Patrick Harvie’s talk was also very interesting. He concentrated on his time as the shadow for the Communities Portfolio, during which he was lobbied by all kinds of religious groups, and how religious groups get privileged in all kinds of ways in politics as well as in law. It tied in quite well with what Sue was saying. He finished by saying emphatically that a fixed moral worldview can’t adapt to new ethical problems such as stem cell research, abortion and climate change. We can’t just look in the Bible and ask “what did Jesus say about nanotechnology?”

June Maxwell’s talk was understandably a little less well jointed, since she had no time to prepare it. She concentrated on education, and how an evolving humanist ethic taught in schools would encourage children to be more responsible, and to think more about their actions rather than just not doing something because they’ve been told to.

She also claimed that Abraham, Moses and even Jesus never existed, which was more than a little controversial with 2 of the members of the Edinburgh Creation Group who came along for the show, missing their own event which was happening at the same time. She justified this by saying that the pagan gods that were celebrated on the 25th of December bore startling resemblances with Jesus, citing Attis, Osiris, Dionysus and Mithras as examples. I’ve checked a few of these out and the theory doesn’t really stand up to scrutiny. Mithras was worshipped after Jesus died, so if anything he was a copy of Jesus, and I can only find very tenuous similarities between Jesus and Dionysus. Lots of people know the links between Osiris and Christianity, but since the legend of Osiris is so old (about 2400 BC), I think it’s more likely to have affected the Old Testament prophecies about the Messiah than the legends surrounding Jesus himself. I think it’s more likely that he did exist as a person, but that he was exaggerated and lied about by his followers in order to fulfil the OT prophecies. I’ve heard a theory on my local radio phone-in show that Jesus was a drug dealer (I am from Liverpool), but I’ll leave that for now.

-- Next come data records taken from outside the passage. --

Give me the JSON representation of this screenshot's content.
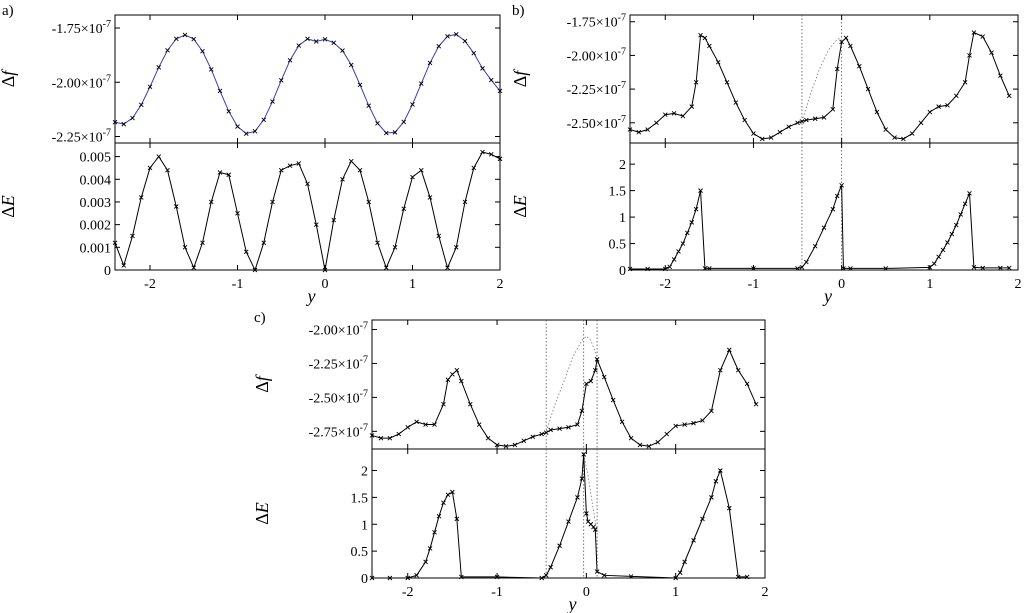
{
  "chart_data": [
    {
      "panel": "a)",
      "type": "line",
      "x_label": "y",
      "xlim": [
        -2.4,
        2.0
      ],
      "x_ticks": [
        -2,
        -1,
        0,
        1,
        2
      ],
      "x_tick_labels": [
        "-2",
        "-1",
        "0",
        "1",
        "2"
      ],
      "top": {
        "ylabel_delta": "Δ",
        "ylabel_var": "f",
        "ylim": [
          -2.28e-07,
          -1.69e-07
        ],
        "y_ticks": [
          -2.25e-07,
          -2e-07,
          -1.75e-07
        ],
        "y_tick_labels": [
          "-2.25×10",
          "-2.00×10",
          "-1.75×10"
        ],
        "y_tick_exp": "-7",
        "series": [
          {
            "color": "#3b3bb0",
            "x": [
              -2.4,
              -2.3,
              -2.2,
              -2.1,
              -2.0,
              -1.9,
              -1.8,
              -1.7,
              -1.6,
              -1.5,
              -1.4,
              -1.3,
              -1.2,
              -1.1,
              -1.0,
              -0.9,
              -0.8,
              -0.7,
              -0.6,
              -0.5,
              -0.4,
              -0.3,
              -0.2,
              -0.1,
              0.0,
              0.1,
              0.2,
              0.3,
              0.4,
              0.5,
              0.6,
              0.7,
              0.8,
              0.9,
              1.0,
              1.1,
              1.2,
              1.3,
              1.4,
              1.5,
              1.6,
              1.7,
              1.8,
              1.9,
              2.0
            ],
            "y": [
              -2.184e-07,
              -2.193e-07,
              -2.165e-07,
              -2.104e-07,
              -2.021e-07,
              -1.931e-07,
              -1.853e-07,
              -1.8e-07,
              -1.782e-07,
              -1.801e-07,
              -1.857e-07,
              -1.941e-07,
              -2.04e-07,
              -2.134e-07,
              -2.204e-07,
              -2.237e-07,
              -2.226e-07,
              -2.173e-07,
              -2.089e-07,
              -1.991e-07,
              -1.899e-07,
              -1.831e-07,
              -1.8e-07,
              -1.812e-07,
              -1.802e-07,
              -1.818e-07,
              -1.854e-07,
              -1.92e-07,
              -2.012e-07,
              -2.108e-07,
              -2.189e-07,
              -2.234e-07,
              -2.231e-07,
              -2.183e-07,
              -2.102e-07,
              -2.006e-07,
              -1.911e-07,
              -1.834e-07,
              -1.788e-07,
              -1.779e-07,
              -1.81e-07,
              -1.866e-07,
              -1.936e-07,
              -1.99e-07,
              -2.04e-07
            ]
          }
        ]
      },
      "bottom": {
        "ylabel_delta": "Δ",
        "ylabel_var": "E",
        "ylim": [
          0,
          0.0056
        ],
        "y_ticks": [
          0,
          0.001,
          0.002,
          0.003,
          0.004,
          0.005
        ],
        "y_tick_labels": [
          "0",
          "0.001",
          "0.002",
          "0.003",
          "0.004",
          "0.005"
        ],
        "series": [
          {
            "x": [
              -2.4,
              -2.3,
              -2.2,
              -2.1,
              -2.0,
              -1.9,
              -1.8,
              -1.7,
              -1.6,
              -1.5,
              -1.4,
              -1.3,
              -1.2,
              -1.1,
              -1.0,
              -0.9,
              -0.8,
              -0.7,
              -0.6,
              -0.5,
              -0.4,
              -0.3,
              -0.2,
              -0.1,
              0.0,
              0.1,
              0.2,
              0.3,
              0.4,
              0.5,
              0.6,
              0.7,
              0.8,
              0.9,
              1.0,
              1.1,
              1.2,
              1.3,
              1.4,
              1.5,
              1.6,
              1.7,
              1.8,
              1.9,
              2.0
            ],
            "y": [
              0.0012,
              0.0002,
              0.0015,
              0.0032,
              0.0045,
              0.005,
              0.0044,
              0.0028,
              0.001,
              0.0001,
              0.0012,
              0.003,
              0.0043,
              0.0042,
              0.0025,
              0.0008,
              0.0,
              0.0012,
              0.003,
              0.0044,
              0.0046,
              0.0047,
              0.0038,
              0.002,
              0.0,
              0.0022,
              0.004,
              0.0048,
              0.0044,
              0.003,
              0.0012,
              0.0001,
              0.001,
              0.0027,
              0.0041,
              0.0044,
              0.0032,
              0.0015,
              0.0001,
              0.001,
              0.003,
              0.0045,
              0.0052,
              0.0051,
              0.0049
            ]
          }
        ]
      }
    },
    {
      "panel": "b)",
      "type": "line",
      "x_label": "y",
      "xlim": [
        -2.4,
        2.0
      ],
      "x_ticks": [
        -2,
        -1,
        0,
        1,
        2
      ],
      "x_tick_labels": [
        "-2",
        "-1",
        "0",
        "1",
        "2"
      ],
      "vlines": [
        -0.45,
        0.0
      ],
      "top": {
        "ylabel_delta": "Δ",
        "ylabel_var": "f",
        "ylim": [
          -2.65e-07,
          -1.7e-07
        ],
        "y_ticks": [
          -2.5e-07,
          -2.25e-07,
          -2e-07,
          -1.75e-07
        ],
        "y_tick_labels": [
          "-2.50×10",
          "-2.25×10",
          "-2.00×10",
          "-1.75×10"
        ],
        "y_tick_exp": "-7",
        "guide_x": [
          -0.45,
          -0.35,
          -0.25,
          -0.15,
          -0.05,
          0.0
        ],
        "guide_y": [
          -2.49e-07,
          -2.28e-07,
          -2.1e-07,
          -1.96e-07,
          -1.88e-07,
          -1.87e-07
        ],
        "series": [
          {
            "x": [
              -2.4,
              -2.3,
              -2.2,
              -2.1,
              -2.0,
              -1.9,
              -1.8,
              -1.7,
              -1.65,
              -1.6,
              -1.55,
              -1.5,
              -1.4,
              -1.3,
              -1.2,
              -1.1,
              -1.0,
              -0.9,
              -0.8,
              -0.7,
              -0.6,
              -0.5,
              -0.45,
              -0.4,
              -0.3,
              -0.2,
              -0.1,
              -0.05,
              0.0,
              0.05,
              0.1,
              0.2,
              0.3,
              0.4,
              0.5,
              0.6,
              0.7,
              0.8,
              0.9,
              1.0,
              1.1,
              1.2,
              1.3,
              1.4,
              1.45,
              1.5,
              1.6,
              1.7,
              1.8,
              1.9
            ],
            "y": [
              -2.55e-07,
              -2.57e-07,
              -2.55e-07,
              -2.5e-07,
              -2.44e-07,
              -2.43e-07,
              -2.45e-07,
              -2.38e-07,
              -2.2e-07,
              -1.85e-07,
              -1.87e-07,
              -1.93e-07,
              -2.05e-07,
              -2.2e-07,
              -2.35e-07,
              -2.48e-07,
              -2.58e-07,
              -2.62e-07,
              -2.61e-07,
              -2.57e-07,
              -2.53e-07,
              -2.5e-07,
              -2.49e-07,
              -2.48e-07,
              -2.47e-07,
              -2.46e-07,
              -2.4e-07,
              -2.1e-07,
              -1.9e-07,
              -1.87e-07,
              -1.93e-07,
              -2.08e-07,
              -2.25e-07,
              -2.42e-07,
              -2.55e-07,
              -2.61e-07,
              -2.62e-07,
              -2.58e-07,
              -2.5e-07,
              -2.42e-07,
              -2.38e-07,
              -2.37e-07,
              -2.3e-07,
              -2.2e-07,
              -2e-07,
              -1.83e-07,
              -1.86e-07,
              -1.98e-07,
              -2.15e-07,
              -2.3e-07
            ]
          }
        ]
      },
      "bottom": {
        "ylabel_delta": "Δ",
        "ylabel_var": "E",
        "ylim": [
          0,
          2.4
        ],
        "y_ticks": [
          0,
          0.5,
          1,
          1.5,
          2
        ],
        "y_tick_labels": [
          "0",
          "0.5",
          "1",
          "1.5",
          "2"
        ],
        "series": [
          {
            "x": [
              -2.4,
              -2.2,
              -2.0,
              -1.95,
              -1.9,
              -1.85,
              -1.8,
              -1.75,
              -1.7,
              -1.65,
              -1.6,
              -1.55,
              -1.5,
              -1.0,
              -0.5,
              -0.45,
              -0.4,
              -0.3,
              -0.2,
              -0.1,
              -0.05,
              0.0,
              0.02,
              0.1,
              0.5,
              1.0,
              1.05,
              1.1,
              1.15,
              1.2,
              1.25,
              1.3,
              1.35,
              1.4,
              1.45,
              1.5,
              1.6,
              1.8,
              1.9
            ],
            "y": [
              0.02,
              0.02,
              0.02,
              0.06,
              0.2,
              0.35,
              0.5,
              0.7,
              0.9,
              1.15,
              1.5,
              0.03,
              0.03,
              0.03,
              0.03,
              0.05,
              0.15,
              0.45,
              0.8,
              1.15,
              1.4,
              1.6,
              0.03,
              0.03,
              0.03,
              0.05,
              0.12,
              0.25,
              0.38,
              0.52,
              0.68,
              0.85,
              1.05,
              1.25,
              1.45,
              0.05,
              0.04,
              0.04,
              0.04
            ]
          }
        ]
      }
    },
    {
      "panel": "c)",
      "type": "line",
      "x_label": "y",
      "xlim": [
        -2.4,
        2.0
      ],
      "x_ticks": [
        -2,
        -1,
        0,
        1,
        2
      ],
      "x_tick_labels": [
        "-2",
        "-1",
        "0",
        "1",
        "2"
      ],
      "vlines": [
        -0.45,
        -0.03,
        0.12
      ],
      "top": {
        "ylabel_delta": "Δ",
        "ylabel_var": "f",
        "ylim": [
          -2.88e-07,
          -1.93e-07
        ],
        "y_ticks": [
          -2.75e-07,
          -2.5e-07,
          -2.25e-07,
          -2e-07
        ],
        "y_tick_labels": [
          "-2.75×10",
          "-2.50×10",
          "-2.25×10",
          "-2.00×10"
        ],
        "y_tick_exp": "-7",
        "guide_x": [
          -0.45,
          -0.35,
          -0.25,
          -0.15,
          -0.05,
          0.0,
          0.05,
          0.12
        ],
        "guide_y": [
          -2.75e-07,
          -2.55e-07,
          -2.38e-07,
          -2.2e-07,
          -2.08e-07,
          -2.05e-07,
          -2.08e-07,
          -2.2e-07
        ],
        "series": [
          {
            "x": [
              -2.4,
              -2.3,
              -2.2,
              -2.1,
              -2.0,
              -1.9,
              -1.8,
              -1.7,
              -1.6,
              -1.55,
              -1.5,
              -1.45,
              -1.4,
              -1.3,
              -1.2,
              -1.1,
              -1.0,
              -0.9,
              -0.8,
              -0.7,
              -0.6,
              -0.5,
              -0.45,
              -0.4,
              -0.3,
              -0.2,
              -0.1,
              -0.05,
              0.0,
              0.05,
              0.1,
              0.12,
              0.2,
              0.3,
              0.4,
              0.5,
              0.6,
              0.7,
              0.8,
              0.9,
              1.0,
              1.1,
              1.2,
              1.3,
              1.4,
              1.5,
              1.6,
              1.7,
              1.8,
              1.9
            ],
            "y": [
              -2.78e-07,
              -2.8e-07,
              -2.8e-07,
              -2.77e-07,
              -2.72e-07,
              -2.68e-07,
              -2.7e-07,
              -2.7e-07,
              -2.55e-07,
              -2.37e-07,
              -2.33e-07,
              -2.3e-07,
              -2.38e-07,
              -2.55e-07,
              -2.7e-07,
              -2.8e-07,
              -2.85e-07,
              -2.86e-07,
              -2.85e-07,
              -2.82e-07,
              -2.79e-07,
              -2.77e-07,
              -2.76e-07,
              -2.74e-07,
              -2.73e-07,
              -2.72e-07,
              -2.7e-07,
              -2.6e-07,
              -2.4e-07,
              -2.38e-07,
              -2.3e-07,
              -2.22e-07,
              -2.35e-07,
              -2.52e-07,
              -2.68e-07,
              -2.8e-07,
              -2.85e-07,
              -2.86e-07,
              -2.83e-07,
              -2.77e-07,
              -2.71e-07,
              -2.7e-07,
              -2.69e-07,
              -2.67e-07,
              -2.6e-07,
              -2.3e-07,
              -2.15e-07,
              -2.3e-07,
              -2.4e-07,
              -2.55e-07
            ]
          }
        ]
      },
      "bottom": {
        "ylabel_delta": "Δ",
        "ylabel_var": "E",
        "ylim": [
          0,
          2.4
        ],
        "y_ticks": [
          0,
          0.5,
          1,
          1.5,
          2
        ],
        "y_tick_labels": [
          "0",
          "0.5",
          "1",
          "1.5",
          "2"
        ],
        "guide_x": [
          -0.03,
          0.02,
          0.07,
          0.12
        ],
        "guide_y": [
          2.3,
          1.9,
          1.35,
          0.85
        ],
        "series": [
          {
            "x": [
              -2.4,
              -2.2,
              -2.0,
              -1.9,
              -1.8,
              -1.75,
              -1.7,
              -1.65,
              -1.6,
              -1.55,
              -1.5,
              -1.45,
              -1.4,
              -1.0,
              -0.5,
              -0.45,
              -0.4,
              -0.3,
              -0.2,
              -0.1,
              -0.05,
              -0.03,
              0.0,
              0.02,
              0.05,
              0.08,
              0.1,
              0.12,
              0.2,
              0.5,
              1.0,
              1.05,
              1.1,
              1.2,
              1.3,
              1.4,
              1.45,
              1.5,
              1.6,
              1.7,
              1.8
            ],
            "y": [
              0.0,
              0.0,
              0.0,
              0.05,
              0.3,
              0.55,
              0.85,
              1.15,
              1.4,
              1.55,
              1.6,
              1.1,
              0.02,
              0.02,
              0.0,
              0.05,
              0.2,
              0.6,
              1.05,
              1.5,
              1.85,
              2.3,
              1.2,
              1.05,
              1.0,
              0.95,
              0.9,
              0.12,
              0.05,
              0.03,
              0.0,
              0.1,
              0.3,
              0.7,
              1.1,
              1.5,
              1.8,
              2.0,
              1.3,
              0.02,
              0.02
            ]
          }
        ]
      }
    }
  ]
}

There was also a lot of controversy during the Q&A session when someone raised the issue of faith schools. The question-asker said that she’d been to a faith secondary school and she was always taught to be open minded, and she was taught about other faiths as well. June then replied (very passionately, I might add, she was almost shouting by the time she finished) by taking the example of the story of Abraham, which teaches obedience, but says nothing about the right of his son to live. I don’t know when June was last in a faith school, but I spent 14 years in the faith school system and I only ever learned about that story when I read the Bible in my own time, it wasn’t taught as part of the curriculum. Generally speaking my school was very liberal, it taught evolution and everyone I know believed in it, and I came out with a good sense of morals and a good education. There were certain problems which I won’t go into, but it certainly wasn’t the brainwashing zombie-factory June seems to think they are.

This entry’s getting far too long and I’ve had nothing to eat yet today (in my Chinese oral exam this morning I apparently told the examiner that my dad’s a professional socialist, instead of a social worker), so I’ll wrap it up with a comment. I was a little disappointed. I was hoping this would be something I could point to in the future and say “look, humanism isn’t just about bashing religion”, but religion was a topic which came up far too much throughout the evening. Sue England’s talk was not much more than arguing against religious practices in Europe, and the only talk that didn’t have religion at its centre was Roger’s, who I’m pretty sure didn’t talk about it at all.

All in all though, it was a good event and I’m glad I went, even if it did mean I didn’t do enough revision for my Chinese exam.